Selecta in Development Deal with Sanofi Worth up to $900 Million
[Updated 11/28/12, 11:04 a.m.]Selecta Biosciences, one of the many startups to emerge from the lab of famed MIT bioengineer Robert Langer, reported today that it scored a development deal with Paris-based Sanofi (NYSE: SNY) that includes potential milestone payments of up to $300 million each for new drugs for three life-threatening allergies.
The Watertown, MA-based startup said in a statement that not only will it be eligible for those payments, based on pre-clinical, clinical, regulatory, and sales milestone for as many as three new drug candidates, but it can also earn tiered royalties should any of the drugs make it to the market.
As reported in Xconomy, Selecta was co-founded in 2008 by Langer along with Omid Farokhzad and Ulrich von Andrian, both of Harvard Medical School, to commercialize their work on polymer nanoparticles. The startup is developing vaccines made of the nanoparticles, which are meant to stop damaging autoimmune responses such as allergy attacks without harming the immune system. Its lead product is a smoking cessation vaccine, SEL-068, currently in a Phase 1 clinical trial.
The Sanofi deal calls for the two companies to work together to design vaccines for life-threatening and other severe allergies, although Selecta did not specify which ones. Selecta will work with researchers at Sanofi’s large Boston-based facility. [Interview with Selecta CEO added to provide further details on the relationship between Sanofi and Selecta.] Selecta CEO Werner Cautreels told me in a phone interview today that Sanofi became interested in working with his company after an internal review led them to decide that “antigen-specific immunotherapies that meet unmet needs would be very important to them.”

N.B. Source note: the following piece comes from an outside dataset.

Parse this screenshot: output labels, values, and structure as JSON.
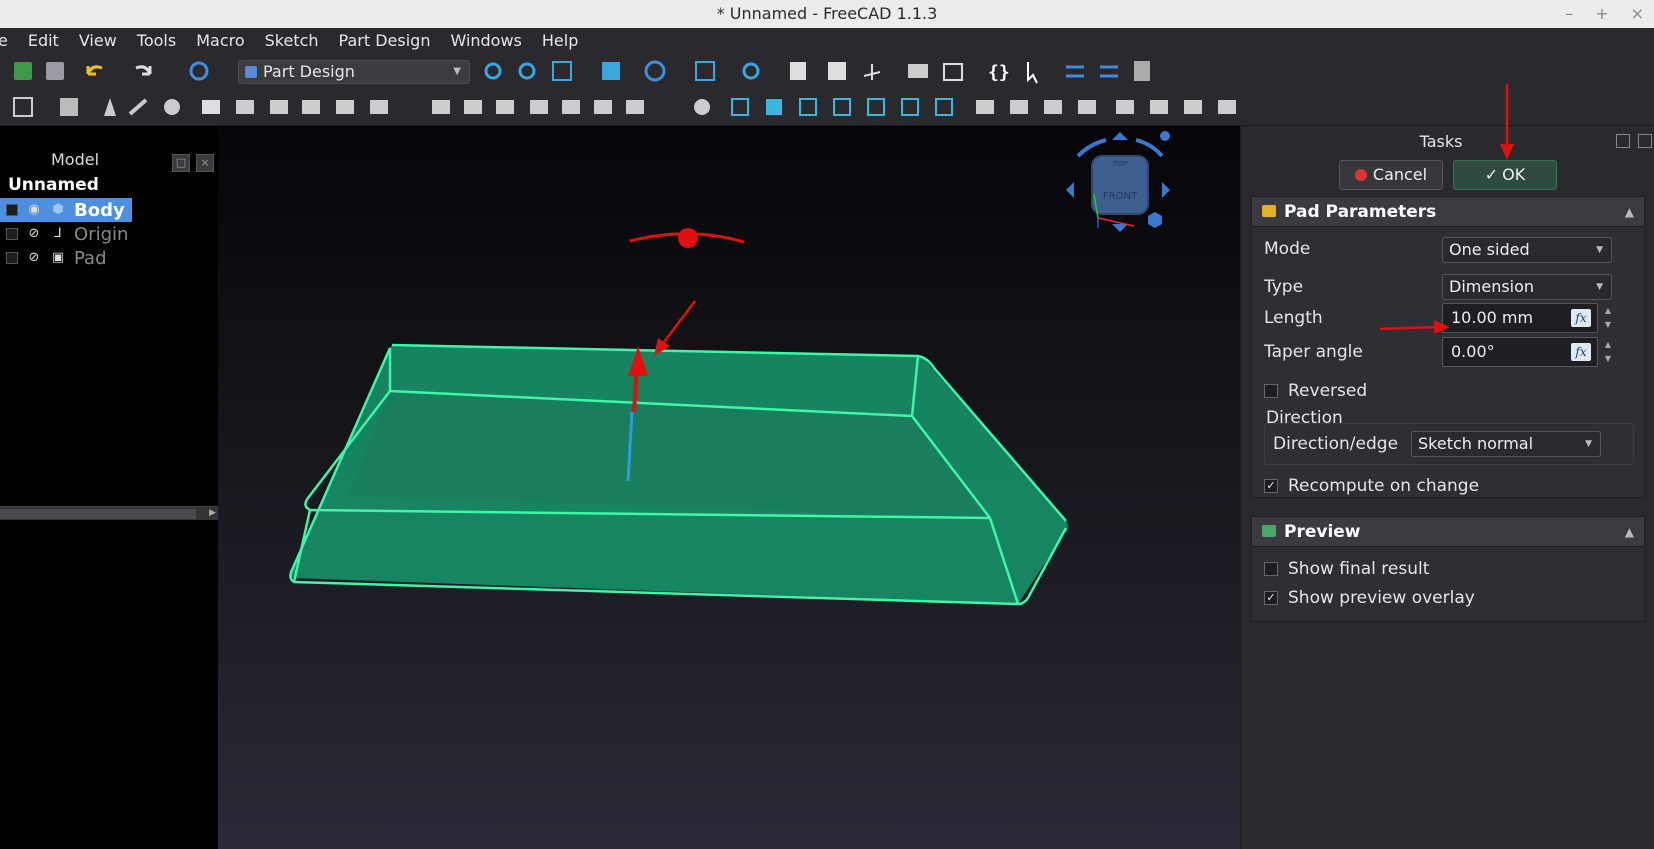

Werner says the science is still in very early phases and so the collaboration has no firm deadlines as of yet. The terms call for the two teams to work closely together from the earliest development stages, right down to designing both the polymer nanoparticles and the animal models for testing them.
Sanofi won’t be alien territory for Cautreels as he worked for the French pharma giant earlier in his 27-year career. He was named Selecta’s first CEO in April 2010, and previously had been CEO of Solvay Pharmaceuticals until its acquisition by Abbott Laboratories in February 2010.
Selecta has done well with development deals since Cautreels arrived, signing a $25 million deal in October of 2011 with Rusnano, a Russian Federation Fund that supports nanotechnology startups, and in June of that year receiving prestigious backing from the Juvenile Diabetes Research Foundation. The startup has raised $79.85 million since its founding, from Orbimed Advisors, Polaris Venture Partners, Flagship Ventures, NanoDimension, and Leukon Investments.
Selecta now has about 35 employees in Watertown and another 10 in Moscow, where Selecta just opened its Russian office today, to work more close with Rusnano.
“When I looked into joining Selecta two years ago I was very impressed by a number of factors about this technology,” Cautreels told me. “It is a platform technology that can address a number of different diseases, and antigen-specific immunotherapy is clearly something with a very high degree of interest from a medical need point of view.” Sanofi’s confidence as expressed by this deal, he says, confirms his personal conviction about the potential of the technology.